The differences in perspective between East and West are set forth early in the first act, and underscored musically: while the Chinese of the chorus see the countryside as fields ready for harvest, the fruits of their labor and full of potential, the Nixons describe what they saw from the windows of the Spirit of '76 as a barren landscape. This gap is reflected in the music: the chorus for the workers is marked by what Johnson terms "a wide-ranging palette of harmonic colors", the Western perspective is shown by the "quick, descending, dismissive cadential gesture" which follows Nixon's description of his travels.

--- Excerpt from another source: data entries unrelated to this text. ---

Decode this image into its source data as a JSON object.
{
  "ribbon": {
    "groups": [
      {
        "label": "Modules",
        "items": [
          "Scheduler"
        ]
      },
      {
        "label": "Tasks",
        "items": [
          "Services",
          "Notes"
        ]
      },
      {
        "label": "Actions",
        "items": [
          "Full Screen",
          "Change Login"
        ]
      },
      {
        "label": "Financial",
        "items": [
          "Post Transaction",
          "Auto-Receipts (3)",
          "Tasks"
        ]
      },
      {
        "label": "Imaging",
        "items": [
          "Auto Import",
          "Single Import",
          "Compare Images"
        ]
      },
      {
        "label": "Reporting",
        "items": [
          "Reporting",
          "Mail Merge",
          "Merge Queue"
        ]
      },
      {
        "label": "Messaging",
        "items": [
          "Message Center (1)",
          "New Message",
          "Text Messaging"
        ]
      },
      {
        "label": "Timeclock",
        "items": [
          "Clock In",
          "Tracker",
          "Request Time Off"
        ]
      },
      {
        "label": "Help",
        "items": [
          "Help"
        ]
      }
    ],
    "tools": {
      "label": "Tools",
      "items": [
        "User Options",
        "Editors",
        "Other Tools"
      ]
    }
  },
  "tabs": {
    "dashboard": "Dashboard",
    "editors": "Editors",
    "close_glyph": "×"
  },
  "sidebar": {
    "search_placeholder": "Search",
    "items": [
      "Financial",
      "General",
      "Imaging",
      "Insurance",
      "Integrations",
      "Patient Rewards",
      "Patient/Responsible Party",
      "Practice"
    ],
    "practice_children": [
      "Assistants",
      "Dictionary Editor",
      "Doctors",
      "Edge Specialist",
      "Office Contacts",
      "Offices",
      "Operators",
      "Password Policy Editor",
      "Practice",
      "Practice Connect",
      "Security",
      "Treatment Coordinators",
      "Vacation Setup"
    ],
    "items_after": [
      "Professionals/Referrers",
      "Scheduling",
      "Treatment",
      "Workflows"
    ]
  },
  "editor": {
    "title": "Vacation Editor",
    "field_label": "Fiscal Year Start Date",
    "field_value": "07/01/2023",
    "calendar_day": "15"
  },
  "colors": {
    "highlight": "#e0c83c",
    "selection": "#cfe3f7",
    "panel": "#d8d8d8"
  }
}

The second act opens with warm and reflective music culminating in Pat Nixon's tender aria "This is prophetic". The main focus of the act, however, is the Chinese revolutionary opera-ballet, The Red Detachment of Women, "a riot of clashing styles" according to Tommasini, reminiscent of agitprop theatre with added elements of Strauss waltzes, blasts of jazz and 1930s Stravinsky. The internal opera is followed by a monologue, "I am the wife of Mao Tse-tung" in which Chiang Ch'ing, Mao's wife, rails against counterrevolutionary elements in full coloratura soprano mode that culminates in a high D, appropriate for a character who in real life was a former actress given to self-dramatization. Critic Thomas May notes that, in the third act, her "pose as a power-hungry Queen of the Night gives way to wistful regret". In this final, "surreal" act the concluding thoughts of Chou En-lai are described by Tommasini as "deeply affecting". The act incorporates a brief foxtrot episode, choreographed by Morris, illustrating Pat Nixon's memories of her youth in the 1930s.

Critic Robert Stein identifies Adams's particular strengths in his orchestral writing as "motoring, brassy figures and sweetly reflective string and woodwind harmonies", a view echoed by Gregory Carpenter in the liner notes to the 2009 Naxos recording of the opera. Carpenter pinpoints Adams's "uncanny talent for recognising the dramatic possibilities of continually repeating melodies, harmonies and rhythms", and his ability to change the mix of these elements to reflect the onstage action. The feel of the Nixon era is recreated through popular music references; Sellars has observed that some of the music associated with Nixon is derived from the big band sound of the late 1930s, when the Nixons fell in love. Other commentators have noted Adams's limitations as a melodist, and his reliance for long stretches on what critic Donal Henahan has described as "a prosaically chanted recitative style". However, Robert Hugill, reviewing the 2006 English National Opera revival, found that the sometimes tedious "endless arpeggios" are often followed by gripping music which immediately re-engages the listener's interest. This verdict contrasts with that of Davis after the original Houston performance; Davis commented that Adams' inexperience as an opera writer was evident in often "turgid instrumentation", and that at points where "the music must be the crucial and defining element ... Adams fails to do the job".